A proposed Illinois constitutional amendment that would impose a 3% surtax on income over $1 million is no longer just an introduction. It is now moving through the House.
As of yesterday (April 21, 2026), the resolution passed out of the House Revenue & Finance Committee (13–7) and has been read a second time, where it now sits on the House calendar for short debate. A hearing is also scheduled, signaling that leadership is at least willing to keep the proposal in play.
Substantively, the measure remains straightforward. It would amend the Illinois Constitution to impose an additional 3% tax on the portion of an individual’s income exceeding $1 million. It is said that the revenue would be split evenly between property tax relief and per pupil funding for school districts.
Because this is a constitutional amendment, it cannot take effect unless approved by voters at a general election. Reports indicate though that it may stall in the Senate.
A Familiar Path After the Graduated Tax Failure
This proposal is best understood as a narrower version of Illinois’ prior attempt to restructure its income tax system. In 2020, voters rejected a constitutional amendment that would have replaced the flat tax with a graduated rate structure. The general rule is that to pass, 60% of voters must vote in favor. In 2020, it received less than 47%.
The more complex rule is that an Illinois Constitutional Amendment that is placed on the ballot by the General Assembly or by Petitions gets approved by voters in one of two ways. First, by receiving 60% of the votes cast on the Amendment. Or, by receiving 50% a majority of total votes in the election.
Here, lawmakers are taking a different approach. Rather than rewriting the entire system, the amendment keeps the flat tax intact but layers on a targeted surtax for high-income earners. That is likely not accidental. The earlier failure suggests broad structural change is a difficult sell; targeted increases tied to specific uses: property tax relief and education, may be more politically viable.
But the core dynamic is unchanged.

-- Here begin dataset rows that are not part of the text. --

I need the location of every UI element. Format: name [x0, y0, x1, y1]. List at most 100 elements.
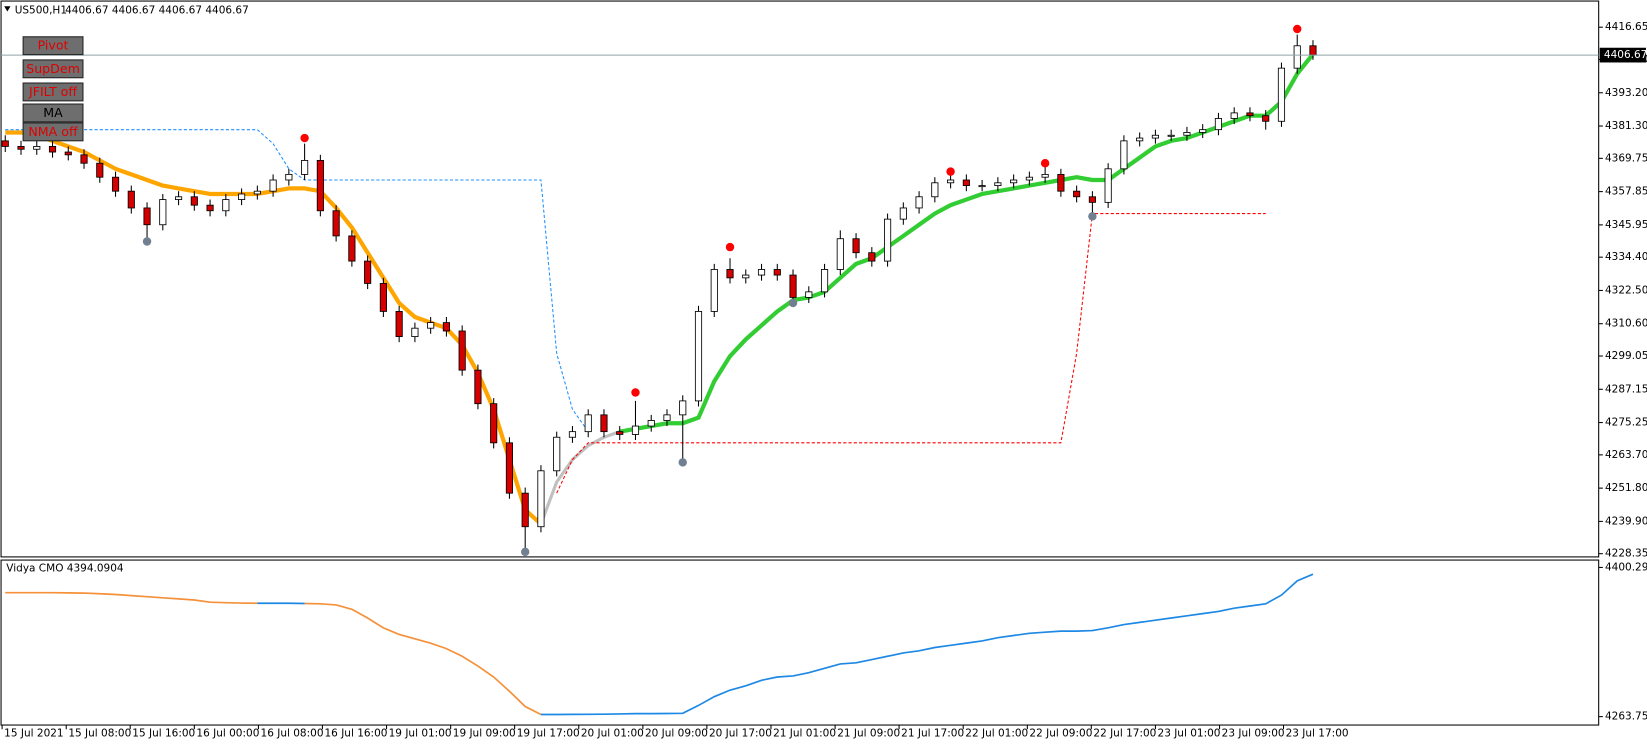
candle-body [269, 179, 277, 192]
indicator-line [619, 52, 1315, 434]
candle-body [364, 260, 372, 284]
x-tick-label: 21 Jul 01:00 [773, 727, 836, 739]
candle-body [899, 207, 907, 220]
plot: 4416.654405.104393.204381.304369.754357.… [1, 21, 1647, 739]
candle-body [143, 207, 151, 226]
y-tick-label: 4334.40 [1605, 251, 1647, 263]
collapse-icon[interactable] [4, 6, 11, 12]
x-tick-label: 22 Jul 17:00 [1093, 727, 1156, 739]
candle-body [48, 146, 57, 153]
x-tick-label: 15 Jul 16:00 [132, 727, 195, 739]
candle-body [1025, 176, 1033, 181]
x-tick-label: 22 Jul 09:00 [1029, 727, 1092, 739]
indicator-line [5, 591, 542, 716]
symbol: US500,H1 [15, 5, 67, 17]
x-tick-label: 19 Jul 17:00 [517, 727, 580, 739]
x-tick-label: 20 Jul 09:00 [645, 727, 708, 739]
button-label: Pivot [38, 38, 69, 53]
candle-body [1214, 118, 1223, 131]
candle-body [931, 182, 939, 198]
indicator-line [5, 129, 589, 432]
x-tick-label: 20 Jul 17:00 [709, 727, 772, 739]
y-tick-label: 4357.85 [1605, 186, 1647, 198]
candle-body [616, 431, 624, 435]
toggle-button[interactable]: JFILT off [22, 82, 84, 102]
candle-body [332, 210, 340, 237]
toggle-button[interactable]: NMA off [22, 122, 84, 142]
y-tick-label: 4275.25 [1605, 417, 1647, 429]
candle-body [474, 369, 482, 405]
candle-body [490, 403, 498, 444]
candle-body [742, 274, 750, 279]
candle-body [600, 414, 608, 433]
pivot-marker [1040, 159, 1050, 168]
pivot-marker [631, 388, 640, 397]
candle-body [1199, 129, 1207, 133]
x-tick-label: 21 Jul 09:00 [837, 727, 900, 739]
candle-body [805, 291, 813, 298]
candle-body [17, 146, 25, 150]
y-tick-label: 4263.7503 [1605, 711, 1647, 723]
candle-body [1309, 45, 1317, 56]
candle-body [947, 179, 955, 184]
main-panel [0, 0, 1600, 558]
candle-body [1293, 45, 1301, 69]
toggle-button[interactable]: SupDem [22, 59, 84, 79]
candle-body [1183, 132, 1191, 136]
y-tick-label: 4381.30 [1605, 120, 1647, 132]
candle-body [884, 218, 892, 262]
y-tick-label: 4310.60 [1605, 318, 1647, 330]
candle-body [726, 269, 734, 279]
y-tick-label: 4251.80 [1605, 482, 1647, 494]
x-tick-label: 19 Jul 01:00 [389, 727, 452, 739]
candle-body [427, 322, 435, 329]
candle-body [679, 400, 687, 416]
candle-body [978, 185, 986, 188]
candle-body [1262, 115, 1270, 122]
candle-body [1088, 196, 1096, 203]
y-tick-label: 4299.05 [1605, 350, 1647, 362]
candle-body [521, 492, 529, 528]
x-tick-label: 16 Jul 00:00 [196, 727, 259, 739]
y-tick-label: 4393.20 [1605, 87, 1647, 99]
candle-body [111, 176, 120, 192]
y-tick-label: 4369.75 [1605, 152, 1647, 164]
candle-body [395, 310, 403, 338]
candle-body [33, 146, 41, 150]
candle-body [994, 182, 1002, 187]
toggle-button[interactable]: MA [22, 103, 84, 123]
candle-body [174, 196, 183, 200]
y-tick-label: 4239.90 [1605, 515, 1647, 527]
candle-body [553, 436, 561, 472]
indicator-line [257, 573, 1314, 716]
candle-body [411, 327, 419, 338]
button-label: NMA off [28, 124, 78, 139]
x-tick-label: 16 Jul 16:00 [325, 727, 388, 739]
candle-body [1277, 67, 1286, 122]
y-tick-label: 4322.50 [1605, 284, 1647, 296]
button-label: JFILT off [28, 84, 77, 99]
candle-body [1010, 179, 1018, 184]
candle-body [458, 330, 466, 371]
candle-body [631, 425, 640, 435]
candle-body [285, 173, 293, 181]
candle-body [789, 274, 797, 298]
x-tick-label: 19 Jul 09:00 [453, 727, 516, 739]
toggle-button[interactable]: Pivot [22, 36, 84, 56]
candle-body [836, 238, 844, 270]
candle-body [1120, 140, 1128, 170]
candle-body [663, 414, 671, 421]
candle-body [1230, 112, 1238, 119]
price-tag [1599, 47, 1646, 63]
candle-body [1073, 190, 1081, 198]
candle-body [757, 269, 766, 276]
x-tick-label: 23 Jul 09:00 [1222, 727, 1285, 739]
y-tick-label: 4287.15 [1605, 383, 1647, 395]
indicator-line [539, 430, 621, 525]
x-tick-label: 16 Jul 08:00 [261, 727, 324, 739]
candle-body [127, 190, 135, 209]
y-tick-label: 4416.65 [1605, 21, 1647, 33]
y-tick-label: 4345.95 [1605, 219, 1647, 231]
pivot-marker [1293, 24, 1302, 34]
candle-body [348, 235, 356, 262]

Like the 2020 measure, this proposal ultimately turns on voter approval, and it will likely be framed the same way: fairness, tax burden allocation, and trust in how the State will use the revenue.
Mark Denzler’s Testimony to the House Committee
Mark Denzler, President & CEO of the Illinois Manufacturers’ Association, testified yesterday in opposition to the proposed 3% surtax on income over $1 million, joining the Taxpayers’ Federation of Illinois and NFIB.
His core argument is that the proposal is framed as targeting high earners, but in practice would fall heavily on pass-through businesses. He estimates roughly 22,000 small and mid-sized businesses (primarily S corporations and LLCs) would be affected, with less capital available for reinvestment.
Denzler also emphasized a mismatch in the proposal’s design: while businesses would bear increased income tax liability, the promised property tax relief appears limited to residential taxpayers. This would leave employers, who already face high property tax burdens, with no relief.
Because the Constitution maintains a fixed ratio between individual and corporate income tax rates, Denzler explained, increasing the individual rate could create pressure (or justification) to raise the corporate rate as well.
Finally, he questioned the reliability of the revenue allocation, noting the absence of a true “lockbox” to ensure funds are used exclusively for property tax relief and education, raising the risk of future reallocation.
Denzler closed by pointing to the prior failure of the graduated income tax amendment and urging lawmakers to reject another constitutional tax increase, particularly in the current cost environment.
Where This Leaves Things
At this stage, nothing changes for taxpayers. But the bill’s movement out of committee and onto the House calendar is a signal: Illinois is again testing the limits of its constitutional flat tax framework — this time through a more incremental, carve-out approach rather than wholesale reform.
If it advances further, the real decision will once again be made at the ballot box.